Teams are formed not only of individuals, but of the connections between them
You may be thinking; ‘I can’t change the way my team is, it is what it is! And certainly not in the current circumstances. If anything I am worried it will get worse:
What if people start to work in more siloed ways; what if they feel emotionally isolated and insular; what if team objectives and morale suffer and productivity drops off?’
External circumstances certainly affect teams, of course. But our team connections are not arbitrary, not unchangeable. We co-create them, usually unconsciously. With the right guidance, we can become architects of these relationships to counter external pressures and strains with greater intelligence, resilience and wisdom.
This is how we work with teams as Aspire; we help teams increase their relational intelligence – how they work together now – so that they can consciously choose how they want to work together in the future to face whatever circumstance.
Remember the WEB
The first thing is to remember the web. Be aware that it’s always there.
However isolated we may feel in homeworking conditions, the strands of connection are what bind the team together.
When you pull one strand of the web, the whole web moves; what you do (or don’t do) impacts the team, and in turn, you are always affected by the team. Even now, when we are physically apart. This interconnectedness might be reassuring in the current circumstances. And it also demands of us a certain accountability as members of the team.
What are we each doing to strengthen the strands of our web during this time?
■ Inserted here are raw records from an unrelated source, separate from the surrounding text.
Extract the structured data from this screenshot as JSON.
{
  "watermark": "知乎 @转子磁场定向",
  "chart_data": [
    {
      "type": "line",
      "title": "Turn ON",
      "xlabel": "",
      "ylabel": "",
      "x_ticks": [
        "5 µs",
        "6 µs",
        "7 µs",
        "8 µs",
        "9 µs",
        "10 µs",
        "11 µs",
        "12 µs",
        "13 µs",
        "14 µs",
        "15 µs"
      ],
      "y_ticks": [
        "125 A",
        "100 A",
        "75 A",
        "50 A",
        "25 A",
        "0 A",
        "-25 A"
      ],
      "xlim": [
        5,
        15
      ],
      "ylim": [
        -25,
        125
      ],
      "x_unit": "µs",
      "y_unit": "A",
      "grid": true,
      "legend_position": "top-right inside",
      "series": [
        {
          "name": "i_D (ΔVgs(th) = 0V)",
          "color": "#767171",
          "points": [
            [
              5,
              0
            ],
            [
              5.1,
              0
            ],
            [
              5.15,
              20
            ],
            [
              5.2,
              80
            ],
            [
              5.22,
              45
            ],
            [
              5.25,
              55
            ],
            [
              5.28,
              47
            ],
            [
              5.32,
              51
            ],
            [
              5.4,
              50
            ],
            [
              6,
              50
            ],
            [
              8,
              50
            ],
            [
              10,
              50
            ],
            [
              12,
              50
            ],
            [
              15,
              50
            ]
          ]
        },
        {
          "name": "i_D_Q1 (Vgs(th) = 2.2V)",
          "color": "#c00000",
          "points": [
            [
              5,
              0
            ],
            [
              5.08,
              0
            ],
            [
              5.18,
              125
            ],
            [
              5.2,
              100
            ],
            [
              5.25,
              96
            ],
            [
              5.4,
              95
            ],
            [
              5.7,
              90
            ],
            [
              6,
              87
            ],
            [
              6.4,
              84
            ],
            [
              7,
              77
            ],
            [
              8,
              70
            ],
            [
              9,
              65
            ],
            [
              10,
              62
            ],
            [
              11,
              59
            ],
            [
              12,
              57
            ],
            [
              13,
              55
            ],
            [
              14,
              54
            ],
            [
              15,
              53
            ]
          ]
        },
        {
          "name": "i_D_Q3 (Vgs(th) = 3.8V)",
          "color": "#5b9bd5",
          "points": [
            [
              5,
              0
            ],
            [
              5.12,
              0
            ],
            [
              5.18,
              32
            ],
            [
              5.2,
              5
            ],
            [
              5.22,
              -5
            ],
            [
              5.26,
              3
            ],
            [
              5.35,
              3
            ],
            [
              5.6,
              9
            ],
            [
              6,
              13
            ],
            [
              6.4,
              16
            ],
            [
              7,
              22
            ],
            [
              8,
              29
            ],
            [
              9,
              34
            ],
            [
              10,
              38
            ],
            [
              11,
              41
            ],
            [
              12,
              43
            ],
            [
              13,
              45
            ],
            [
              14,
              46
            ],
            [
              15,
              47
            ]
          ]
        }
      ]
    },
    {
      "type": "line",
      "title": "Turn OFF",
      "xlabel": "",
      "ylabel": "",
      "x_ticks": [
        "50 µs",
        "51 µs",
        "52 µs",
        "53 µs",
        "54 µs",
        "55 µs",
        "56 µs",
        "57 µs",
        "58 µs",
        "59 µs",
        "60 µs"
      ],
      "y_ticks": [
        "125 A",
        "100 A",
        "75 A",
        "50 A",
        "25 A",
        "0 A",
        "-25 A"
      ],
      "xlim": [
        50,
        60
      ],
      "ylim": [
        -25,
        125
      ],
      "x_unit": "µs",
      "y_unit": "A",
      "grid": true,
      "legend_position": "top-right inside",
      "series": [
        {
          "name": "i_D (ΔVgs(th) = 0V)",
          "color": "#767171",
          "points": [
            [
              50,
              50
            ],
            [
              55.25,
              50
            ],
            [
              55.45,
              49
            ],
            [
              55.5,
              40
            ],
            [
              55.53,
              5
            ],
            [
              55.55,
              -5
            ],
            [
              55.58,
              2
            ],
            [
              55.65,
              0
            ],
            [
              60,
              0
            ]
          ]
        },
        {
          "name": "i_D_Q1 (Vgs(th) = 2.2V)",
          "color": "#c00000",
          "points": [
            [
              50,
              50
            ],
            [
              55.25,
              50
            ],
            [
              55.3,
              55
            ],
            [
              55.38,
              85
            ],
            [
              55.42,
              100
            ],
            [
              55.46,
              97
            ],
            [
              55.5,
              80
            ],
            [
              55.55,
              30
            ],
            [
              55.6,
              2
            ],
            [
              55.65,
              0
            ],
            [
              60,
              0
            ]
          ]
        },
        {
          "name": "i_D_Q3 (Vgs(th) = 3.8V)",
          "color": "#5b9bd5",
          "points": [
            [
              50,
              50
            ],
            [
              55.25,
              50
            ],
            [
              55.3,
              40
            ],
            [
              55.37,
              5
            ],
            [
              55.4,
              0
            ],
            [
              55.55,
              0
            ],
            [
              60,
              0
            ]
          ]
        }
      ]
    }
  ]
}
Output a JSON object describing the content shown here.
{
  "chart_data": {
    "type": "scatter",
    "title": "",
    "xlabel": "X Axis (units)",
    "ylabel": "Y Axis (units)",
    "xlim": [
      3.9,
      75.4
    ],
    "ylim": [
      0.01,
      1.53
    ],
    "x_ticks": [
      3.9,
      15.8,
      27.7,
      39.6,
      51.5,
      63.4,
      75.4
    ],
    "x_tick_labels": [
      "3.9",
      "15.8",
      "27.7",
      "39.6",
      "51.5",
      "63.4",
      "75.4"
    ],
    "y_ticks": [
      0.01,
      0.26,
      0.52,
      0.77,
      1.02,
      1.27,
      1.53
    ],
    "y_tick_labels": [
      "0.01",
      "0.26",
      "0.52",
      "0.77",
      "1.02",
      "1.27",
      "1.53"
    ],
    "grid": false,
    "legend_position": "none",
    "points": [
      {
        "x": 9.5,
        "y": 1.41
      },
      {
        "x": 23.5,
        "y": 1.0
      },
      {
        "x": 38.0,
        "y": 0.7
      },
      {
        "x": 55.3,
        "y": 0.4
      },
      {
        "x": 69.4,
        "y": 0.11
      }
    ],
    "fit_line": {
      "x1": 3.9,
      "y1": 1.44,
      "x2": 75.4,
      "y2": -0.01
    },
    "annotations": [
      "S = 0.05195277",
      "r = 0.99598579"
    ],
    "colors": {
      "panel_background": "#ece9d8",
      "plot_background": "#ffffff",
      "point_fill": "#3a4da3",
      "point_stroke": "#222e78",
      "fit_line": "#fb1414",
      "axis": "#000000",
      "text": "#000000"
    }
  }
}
Want some ideas? Here are our three top WEB tips:
Watch (my response)
Watch. Stop and watch for a bit.
What’s the atmosphere like in your team?
What are the connections like between individuals?
Now that those 5 minute side conversations in-the-kitchen-whilst-the kettle-boils are no longer possible, how are people connecting emotionally to create trust and intimacy in the team?
Watch too for your reactions to other people’s behaviours.
Under stress and pressure, we can resort to all sorts of understandable but unhelpful behaviours. We may all find ourselves exhibiting those!
Defensiveness, blaming, sulking – all very normal but maybe not constructive, placing extra strain on our relationships. A snappy email, a passive aggressive text – it might be easy to react in turn. But how we choose to respond to these behaviours is key. It can prevent escalation and potential longer term damage.
Can you watch your own reaction and choose a different response, to lessen the strain and create more connection?
You may have team rituals already. A team I’m working with at the moment has put in place a daily 10 am check in. Another team is celebrating each team member’s success every Friday afternoon.
Rituals are age-old routines that add meaning, vitality and richness to our relationships day to day. They help develop a unique and strongly defined team culture that people can connect to and find belonging in – huge motivators for us humans. It might be big or maybe small; serious or silly (a team I know writes a ridiculous poem when each team member’s birthday comes around).
What ritual might you suggest for your team?
Research has shown that appreciation builds positivity and productivity in teams.
So if we are looking to strengthen the strands of connection, can you more regularly be appreciative?
How can you offer your appreciation and admiration of one another?
You may choose to do this one to one and watch the ripple effect… or as a whole team at the end of a weekly meeting perhaps. Explicit and specific acknowledgement of our strengths and qualities builds confidence and trust in a team. Even in a small way, who can you be appreciative of today?
Martin Luther King famously said:
All men are caught in an inescapable network of mutuality, tied in a single garment of destiny. Whatever affects one directly, affects all indirectly.
If this pandemic is teaching us anything, it certainly is revealing our very human interdependence and the power of whole communities coming together.
Remember your WEB at this time, to further build your team’s relational strands.
And may your team move forward stronger than steel.